The art of restoration: As a columnist writing about the various arts in Lincoln County, I often get tips about people and places that I should check out. Recently, I got steered in the direction of Damarine Antiques, located at 263 Bristol Road, Damariscotta.
I was told that antique furniture refinisher and retired New York corporate executive Dan Buckley, who owns Damarine Antiques along with his wife, Miriam Buckley, basically has perfected the art of bringing very old, often neglected pieces of wood furniture back to beautiful, functional life.
I concur. A recent visit to Damarine Antiques, during which I chatted at length with the Buckleys and “petted” numerous restored pieces of furniture from the early 19th century, led me to that conclusion.
Passing my hand over the surface of Dan Buckley’s restored pieces – a Federal-era maple bureau, a solid mahogany drop-leaf table, a pine blanket chest – was something akin to touching the smoother-than-smooth cheek of a newborn baby, to the feel of the softest suede. Dan’s meticulous work to restore antique wood furniture that often starts out stained and nearly black from years of sitting in a forgotten corner somewhere results in a piece of furniture that looks and feels unbelievably nice.
How does he do it? That was my question.
“First, I strip it to the bare wood and sand it,” Dan said of working on a newly acquired piece. “Then I can repair it if there are pieces missing or a bad crack.”
Next, he stains the piece “to bring out the grain of the wood and the color – to look as natural as possible.” Dan would never, ever use colored stain or paint on a piece, he said.
Next comes a coat of clear shellac mixed with denatured alcohol “to seal the stain into the wood,” Dan said. “If you don’t put that shellac coat on there, if you go right to putting varnish on there, that varnish is going to pull that stain right out of the wood and you’ll have a muddy look.”
Sanding again, with very fine sandpaper, is next, followed by a first coat of oil-based varnish. Then more sanding after the varnish dries, which takes “at least overnight.”
Then more sanding. “You try to get no ripples in the finish from the brush,” Dan explained. “You need to create another new smooth surface and then apply the second coat of varnish.”

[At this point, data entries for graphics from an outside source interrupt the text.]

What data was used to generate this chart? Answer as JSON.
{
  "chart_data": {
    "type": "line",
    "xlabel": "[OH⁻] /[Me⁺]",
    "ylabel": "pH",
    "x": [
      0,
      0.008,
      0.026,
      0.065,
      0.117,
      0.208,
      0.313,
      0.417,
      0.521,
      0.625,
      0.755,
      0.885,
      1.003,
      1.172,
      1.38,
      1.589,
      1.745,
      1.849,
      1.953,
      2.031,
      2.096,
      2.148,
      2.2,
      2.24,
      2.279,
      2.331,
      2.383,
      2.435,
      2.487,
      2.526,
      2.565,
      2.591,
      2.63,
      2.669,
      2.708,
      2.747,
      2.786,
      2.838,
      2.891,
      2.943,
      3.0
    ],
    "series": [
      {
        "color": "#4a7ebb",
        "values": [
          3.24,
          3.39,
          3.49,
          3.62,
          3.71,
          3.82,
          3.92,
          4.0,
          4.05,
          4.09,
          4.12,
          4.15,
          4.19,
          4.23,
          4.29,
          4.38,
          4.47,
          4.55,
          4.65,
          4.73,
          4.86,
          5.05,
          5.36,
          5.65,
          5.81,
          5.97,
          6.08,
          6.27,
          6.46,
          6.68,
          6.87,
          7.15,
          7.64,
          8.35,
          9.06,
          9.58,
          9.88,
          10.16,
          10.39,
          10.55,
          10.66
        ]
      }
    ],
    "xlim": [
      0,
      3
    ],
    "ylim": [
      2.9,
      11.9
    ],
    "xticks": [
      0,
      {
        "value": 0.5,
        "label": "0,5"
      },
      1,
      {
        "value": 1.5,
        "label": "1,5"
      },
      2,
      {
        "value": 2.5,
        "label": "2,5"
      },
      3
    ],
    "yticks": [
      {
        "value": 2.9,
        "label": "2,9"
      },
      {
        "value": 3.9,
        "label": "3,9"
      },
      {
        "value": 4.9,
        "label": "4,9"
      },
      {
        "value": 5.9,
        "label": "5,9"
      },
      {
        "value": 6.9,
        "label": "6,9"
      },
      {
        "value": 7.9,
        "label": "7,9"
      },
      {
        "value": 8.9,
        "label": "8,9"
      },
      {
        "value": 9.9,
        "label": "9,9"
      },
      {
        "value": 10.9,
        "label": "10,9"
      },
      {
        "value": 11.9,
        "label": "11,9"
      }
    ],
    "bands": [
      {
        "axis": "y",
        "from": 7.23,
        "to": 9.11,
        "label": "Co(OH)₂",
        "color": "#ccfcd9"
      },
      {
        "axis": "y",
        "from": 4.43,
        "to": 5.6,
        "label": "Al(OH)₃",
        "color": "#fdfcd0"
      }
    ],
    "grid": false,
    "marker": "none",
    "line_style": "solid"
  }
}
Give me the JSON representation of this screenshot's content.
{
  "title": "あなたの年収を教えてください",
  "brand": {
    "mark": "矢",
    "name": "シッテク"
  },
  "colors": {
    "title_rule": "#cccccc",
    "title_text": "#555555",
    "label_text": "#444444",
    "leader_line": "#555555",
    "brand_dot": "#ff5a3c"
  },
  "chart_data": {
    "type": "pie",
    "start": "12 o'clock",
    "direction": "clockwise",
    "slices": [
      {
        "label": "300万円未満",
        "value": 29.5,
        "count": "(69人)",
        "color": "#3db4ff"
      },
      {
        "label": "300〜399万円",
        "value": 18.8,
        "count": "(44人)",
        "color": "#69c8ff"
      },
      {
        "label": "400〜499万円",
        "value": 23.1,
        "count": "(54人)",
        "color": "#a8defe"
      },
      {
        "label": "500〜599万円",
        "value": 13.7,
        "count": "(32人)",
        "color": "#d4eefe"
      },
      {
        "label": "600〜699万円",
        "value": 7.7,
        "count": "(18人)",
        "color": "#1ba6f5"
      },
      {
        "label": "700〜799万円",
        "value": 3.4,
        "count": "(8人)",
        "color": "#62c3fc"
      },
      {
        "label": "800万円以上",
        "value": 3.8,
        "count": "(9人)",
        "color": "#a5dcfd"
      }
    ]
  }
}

And then more sanding, followed by the application of paste wax with a super fine steel wool applicator pad. “I buff that out by hand. It may need a second coat (of paste wax), depending on the look,” Dan said.
It takes Dan about four days on average to restore a four-drawer bureau to what may be greater than its former glory.
“What Dan does is art,” Miriam summed up at one point during my visit.
I couldn’t agree more.
Find Damarine Antiques online at damarineantiques.com. Call 522-0949 for more information.
Must-see musical: “Shrek the Musical,” staged by the MVHS Players over at Medomak Valley High School in Waldoboro, is halfway through its two-week run. Amber Clark, LCN graphic and web designer, attended the production on Saturday evening, Nov. 10 and reports that it is a must-see show, adding that “Wyatt Sykes as Lord Farquaad steals the show.” Sykes is a junior at MVHS.
“Shrek the Musical” plays three more times: Friday and Saturday, Nov. 16 and 17 at 7 p.m.; and Sunday, Nov. 18 at 2 p.m. Tickets at the door are $12 for adults and $10 for students and seniors.